This weekend, Pittsburgh’s secondary is going to need to find a way to go from 0-60. And fast. The Miami Dolphins boast one of the league’s most explosive receiver duos in Tyreek Hill and Jaylen Waddle. After a great defensive showing last week, Pittsburgh’s searching for an encore performance. Speaking to reporters Thursday, DC Teryl Austin joked he’d love to give his guys a couple hundred horsepower of extra help.
“We could put our guys on a car or a motorcycle,” Austin joked via Steelers.com’s Dale Lolley. “I don’t know if you can get ready for that speed. That speed is unique. It’s not just (Hill). You’ve got Waddle across from him. Those guys can really run.”

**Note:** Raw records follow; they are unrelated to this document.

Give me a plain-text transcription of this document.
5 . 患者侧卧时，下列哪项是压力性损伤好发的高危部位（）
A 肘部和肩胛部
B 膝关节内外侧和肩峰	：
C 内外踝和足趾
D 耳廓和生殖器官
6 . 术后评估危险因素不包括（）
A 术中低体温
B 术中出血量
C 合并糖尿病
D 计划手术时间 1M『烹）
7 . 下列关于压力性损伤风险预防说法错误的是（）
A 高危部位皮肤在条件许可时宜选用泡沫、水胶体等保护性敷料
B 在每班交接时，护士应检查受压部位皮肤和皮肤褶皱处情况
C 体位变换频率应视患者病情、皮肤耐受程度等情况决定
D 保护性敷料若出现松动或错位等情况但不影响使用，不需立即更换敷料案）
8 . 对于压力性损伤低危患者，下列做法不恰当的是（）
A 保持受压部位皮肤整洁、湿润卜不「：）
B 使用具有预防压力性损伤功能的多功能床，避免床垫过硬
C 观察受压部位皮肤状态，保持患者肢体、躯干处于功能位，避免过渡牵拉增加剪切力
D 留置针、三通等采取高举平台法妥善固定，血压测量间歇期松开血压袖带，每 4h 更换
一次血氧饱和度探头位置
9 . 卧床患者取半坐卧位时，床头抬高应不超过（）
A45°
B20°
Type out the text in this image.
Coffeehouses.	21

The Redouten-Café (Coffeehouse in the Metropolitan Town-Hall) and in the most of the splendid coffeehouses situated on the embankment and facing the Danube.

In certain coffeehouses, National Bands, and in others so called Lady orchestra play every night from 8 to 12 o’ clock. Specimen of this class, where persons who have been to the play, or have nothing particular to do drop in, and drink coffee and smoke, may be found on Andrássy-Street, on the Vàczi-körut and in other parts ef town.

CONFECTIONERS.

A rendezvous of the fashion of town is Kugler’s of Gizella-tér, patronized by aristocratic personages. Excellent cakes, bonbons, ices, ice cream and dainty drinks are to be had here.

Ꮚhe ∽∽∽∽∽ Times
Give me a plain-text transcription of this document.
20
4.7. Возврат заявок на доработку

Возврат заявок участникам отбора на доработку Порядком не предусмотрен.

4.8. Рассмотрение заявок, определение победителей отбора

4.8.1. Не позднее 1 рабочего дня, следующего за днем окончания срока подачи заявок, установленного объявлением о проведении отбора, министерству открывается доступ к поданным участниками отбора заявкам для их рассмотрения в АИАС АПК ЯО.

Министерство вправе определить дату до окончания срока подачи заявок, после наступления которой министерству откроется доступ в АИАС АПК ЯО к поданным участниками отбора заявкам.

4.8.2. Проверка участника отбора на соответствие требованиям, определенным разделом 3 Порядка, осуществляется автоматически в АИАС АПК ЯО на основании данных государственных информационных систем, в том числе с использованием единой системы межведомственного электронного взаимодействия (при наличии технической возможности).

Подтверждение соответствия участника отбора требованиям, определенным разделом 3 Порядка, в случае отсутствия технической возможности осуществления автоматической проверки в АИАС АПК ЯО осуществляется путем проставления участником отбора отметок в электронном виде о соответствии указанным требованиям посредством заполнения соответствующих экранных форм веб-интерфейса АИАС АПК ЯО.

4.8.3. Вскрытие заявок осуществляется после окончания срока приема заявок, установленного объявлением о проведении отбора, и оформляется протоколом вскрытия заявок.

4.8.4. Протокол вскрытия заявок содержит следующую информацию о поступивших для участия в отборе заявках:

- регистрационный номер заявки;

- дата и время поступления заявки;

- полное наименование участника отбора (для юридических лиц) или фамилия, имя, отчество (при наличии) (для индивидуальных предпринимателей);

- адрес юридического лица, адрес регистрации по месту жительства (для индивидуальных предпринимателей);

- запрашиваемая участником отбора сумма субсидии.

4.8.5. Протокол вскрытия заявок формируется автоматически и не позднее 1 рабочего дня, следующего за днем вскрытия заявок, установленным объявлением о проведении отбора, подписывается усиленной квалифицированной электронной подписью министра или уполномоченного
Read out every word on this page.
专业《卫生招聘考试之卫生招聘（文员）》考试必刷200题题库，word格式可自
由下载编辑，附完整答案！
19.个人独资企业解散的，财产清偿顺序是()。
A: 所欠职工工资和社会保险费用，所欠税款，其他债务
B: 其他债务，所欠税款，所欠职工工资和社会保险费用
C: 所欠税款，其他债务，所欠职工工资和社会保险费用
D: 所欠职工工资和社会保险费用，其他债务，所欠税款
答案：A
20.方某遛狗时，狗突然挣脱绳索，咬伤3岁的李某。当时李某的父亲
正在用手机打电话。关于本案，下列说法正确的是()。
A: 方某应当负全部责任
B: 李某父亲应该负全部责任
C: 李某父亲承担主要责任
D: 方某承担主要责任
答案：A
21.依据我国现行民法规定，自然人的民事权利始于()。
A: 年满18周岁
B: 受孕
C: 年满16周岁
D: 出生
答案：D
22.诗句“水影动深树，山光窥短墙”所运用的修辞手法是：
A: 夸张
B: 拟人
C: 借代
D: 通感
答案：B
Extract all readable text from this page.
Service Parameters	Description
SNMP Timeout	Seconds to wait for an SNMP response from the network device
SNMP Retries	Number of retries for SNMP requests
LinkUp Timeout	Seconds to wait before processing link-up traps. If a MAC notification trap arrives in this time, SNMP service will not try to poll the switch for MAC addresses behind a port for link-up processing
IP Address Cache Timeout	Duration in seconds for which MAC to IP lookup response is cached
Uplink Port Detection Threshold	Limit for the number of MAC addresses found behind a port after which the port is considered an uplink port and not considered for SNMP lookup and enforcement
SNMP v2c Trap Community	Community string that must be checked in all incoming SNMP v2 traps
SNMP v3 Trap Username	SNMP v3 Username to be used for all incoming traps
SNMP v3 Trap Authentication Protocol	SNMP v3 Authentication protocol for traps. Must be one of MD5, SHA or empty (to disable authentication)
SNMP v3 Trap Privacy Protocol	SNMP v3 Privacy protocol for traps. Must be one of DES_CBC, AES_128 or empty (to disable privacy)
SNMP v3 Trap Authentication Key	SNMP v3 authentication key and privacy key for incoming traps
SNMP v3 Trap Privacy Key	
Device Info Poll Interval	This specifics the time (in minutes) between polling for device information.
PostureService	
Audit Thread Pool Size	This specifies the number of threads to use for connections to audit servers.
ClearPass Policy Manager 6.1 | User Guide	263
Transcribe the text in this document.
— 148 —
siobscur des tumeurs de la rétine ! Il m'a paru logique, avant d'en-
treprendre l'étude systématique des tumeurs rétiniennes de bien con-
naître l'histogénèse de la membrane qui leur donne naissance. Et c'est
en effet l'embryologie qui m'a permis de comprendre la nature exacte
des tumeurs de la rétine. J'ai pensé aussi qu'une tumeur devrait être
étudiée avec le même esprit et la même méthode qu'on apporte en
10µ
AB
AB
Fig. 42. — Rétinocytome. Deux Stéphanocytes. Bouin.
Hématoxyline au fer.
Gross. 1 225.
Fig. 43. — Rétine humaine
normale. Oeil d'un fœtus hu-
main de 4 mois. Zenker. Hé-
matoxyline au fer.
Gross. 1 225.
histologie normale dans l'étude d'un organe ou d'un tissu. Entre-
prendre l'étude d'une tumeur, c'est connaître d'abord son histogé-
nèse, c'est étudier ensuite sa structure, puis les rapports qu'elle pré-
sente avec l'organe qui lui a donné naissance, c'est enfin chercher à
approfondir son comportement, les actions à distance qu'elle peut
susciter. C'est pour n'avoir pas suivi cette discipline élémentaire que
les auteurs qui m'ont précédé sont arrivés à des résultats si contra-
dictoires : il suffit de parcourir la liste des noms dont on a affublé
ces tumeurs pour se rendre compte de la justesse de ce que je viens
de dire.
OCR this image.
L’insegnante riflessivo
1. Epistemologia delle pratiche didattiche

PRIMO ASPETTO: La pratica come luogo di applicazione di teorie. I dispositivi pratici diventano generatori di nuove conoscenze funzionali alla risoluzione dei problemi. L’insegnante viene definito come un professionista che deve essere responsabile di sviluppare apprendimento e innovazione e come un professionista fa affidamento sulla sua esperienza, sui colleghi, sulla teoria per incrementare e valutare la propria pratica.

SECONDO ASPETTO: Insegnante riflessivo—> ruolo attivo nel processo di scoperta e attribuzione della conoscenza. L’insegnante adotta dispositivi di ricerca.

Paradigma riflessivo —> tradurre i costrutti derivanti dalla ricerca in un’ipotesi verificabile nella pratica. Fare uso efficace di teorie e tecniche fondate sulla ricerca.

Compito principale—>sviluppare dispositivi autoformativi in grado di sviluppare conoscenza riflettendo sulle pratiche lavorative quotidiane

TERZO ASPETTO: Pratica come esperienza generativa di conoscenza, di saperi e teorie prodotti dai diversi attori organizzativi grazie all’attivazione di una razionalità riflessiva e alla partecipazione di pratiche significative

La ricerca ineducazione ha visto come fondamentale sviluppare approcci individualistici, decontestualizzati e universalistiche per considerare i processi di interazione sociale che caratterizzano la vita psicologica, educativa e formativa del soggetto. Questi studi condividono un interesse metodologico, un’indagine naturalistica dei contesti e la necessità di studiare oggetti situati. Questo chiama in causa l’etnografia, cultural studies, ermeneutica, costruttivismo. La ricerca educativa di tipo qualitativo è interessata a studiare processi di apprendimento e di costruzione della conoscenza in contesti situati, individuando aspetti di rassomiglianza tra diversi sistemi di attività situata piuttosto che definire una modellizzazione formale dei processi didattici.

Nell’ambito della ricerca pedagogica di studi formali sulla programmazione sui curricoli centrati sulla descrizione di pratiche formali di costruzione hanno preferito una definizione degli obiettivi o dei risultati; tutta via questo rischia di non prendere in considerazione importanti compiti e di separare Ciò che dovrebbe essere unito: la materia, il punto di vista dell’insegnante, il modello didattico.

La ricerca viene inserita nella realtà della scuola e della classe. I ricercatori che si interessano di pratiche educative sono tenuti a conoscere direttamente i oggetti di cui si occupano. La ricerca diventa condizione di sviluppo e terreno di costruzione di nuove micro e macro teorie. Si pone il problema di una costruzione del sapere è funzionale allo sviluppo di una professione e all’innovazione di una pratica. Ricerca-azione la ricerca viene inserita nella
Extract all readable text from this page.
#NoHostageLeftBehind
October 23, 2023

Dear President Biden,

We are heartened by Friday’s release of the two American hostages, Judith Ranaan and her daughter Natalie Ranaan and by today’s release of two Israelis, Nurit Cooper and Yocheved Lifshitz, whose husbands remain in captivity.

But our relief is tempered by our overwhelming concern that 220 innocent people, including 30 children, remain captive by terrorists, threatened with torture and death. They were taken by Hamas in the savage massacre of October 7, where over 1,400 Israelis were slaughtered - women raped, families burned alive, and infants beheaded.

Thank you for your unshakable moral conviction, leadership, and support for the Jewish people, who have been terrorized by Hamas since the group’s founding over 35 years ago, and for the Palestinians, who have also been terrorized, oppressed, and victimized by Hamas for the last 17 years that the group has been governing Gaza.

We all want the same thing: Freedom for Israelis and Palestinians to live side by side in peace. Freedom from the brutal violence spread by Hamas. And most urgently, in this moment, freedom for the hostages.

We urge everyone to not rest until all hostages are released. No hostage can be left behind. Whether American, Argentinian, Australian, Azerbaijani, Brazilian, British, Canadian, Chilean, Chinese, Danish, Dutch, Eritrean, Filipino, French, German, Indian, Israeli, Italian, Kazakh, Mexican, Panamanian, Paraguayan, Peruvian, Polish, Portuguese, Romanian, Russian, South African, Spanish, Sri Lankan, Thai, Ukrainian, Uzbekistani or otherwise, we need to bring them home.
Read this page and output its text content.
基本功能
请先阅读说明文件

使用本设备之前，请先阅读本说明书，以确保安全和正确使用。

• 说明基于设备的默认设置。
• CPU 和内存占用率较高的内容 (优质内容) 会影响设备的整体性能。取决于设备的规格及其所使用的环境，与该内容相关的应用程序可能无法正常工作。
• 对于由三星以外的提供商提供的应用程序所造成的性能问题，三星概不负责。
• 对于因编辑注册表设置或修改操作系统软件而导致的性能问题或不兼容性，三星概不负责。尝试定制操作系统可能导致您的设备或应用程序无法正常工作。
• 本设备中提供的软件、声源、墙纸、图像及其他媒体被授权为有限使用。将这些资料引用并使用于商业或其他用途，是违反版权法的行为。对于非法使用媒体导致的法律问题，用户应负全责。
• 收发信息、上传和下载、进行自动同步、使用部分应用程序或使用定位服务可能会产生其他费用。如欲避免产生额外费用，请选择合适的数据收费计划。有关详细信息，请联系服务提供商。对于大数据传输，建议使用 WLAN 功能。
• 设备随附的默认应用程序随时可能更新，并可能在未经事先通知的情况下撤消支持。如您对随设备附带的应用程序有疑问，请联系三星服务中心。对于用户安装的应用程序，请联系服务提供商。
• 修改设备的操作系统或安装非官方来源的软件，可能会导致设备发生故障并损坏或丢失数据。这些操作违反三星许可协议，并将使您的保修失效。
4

Hill and Waddle are among the two fastest players in football, let alone receivers. Hill ran a 4.29 40 at his Pro Day and has routinely been the league’s most potent playmaker, averaging at least 14 yards per catch in five of his last six seasons. This year, he’s combining volume with playmaking, near the league lead in targets and receptions while still averaging exactly 14 yards per grab.
Due to injury, Waddle didn’t run coming out of the draft, but defenses don’t need a stopwatch to know how fast he is. Waddle’s averaging nearly 18 yards per catch this season on 30 total receptions.
As a team, the Dolphins lead the league with seven catches of 40+ yards. All seven can be attributed to Waddle and Hill, who have four and three respectively. Coordinators can scheme things up as much as they want, but there aren’t a lot of answers, good ones anyway, for teams who have speed. Miami has a group that’d make Al Davis swoon.
Pittsburgh’s defense can’t allow the big play Sunday night. Their offense lacks the firepower to get into a shootout and win a 35-31 type of game. They win by keeping the score down and trying to minimize big plays, though they rank last in the NFL in explosives pass plays allowed. They’re going to have to solve those issues if they want to mount their first winning streak of the season. Extra wheels to defend Miami’s wheels would be ideal, but when the ball is snapped, all Pittsburgh will have is its own two feet.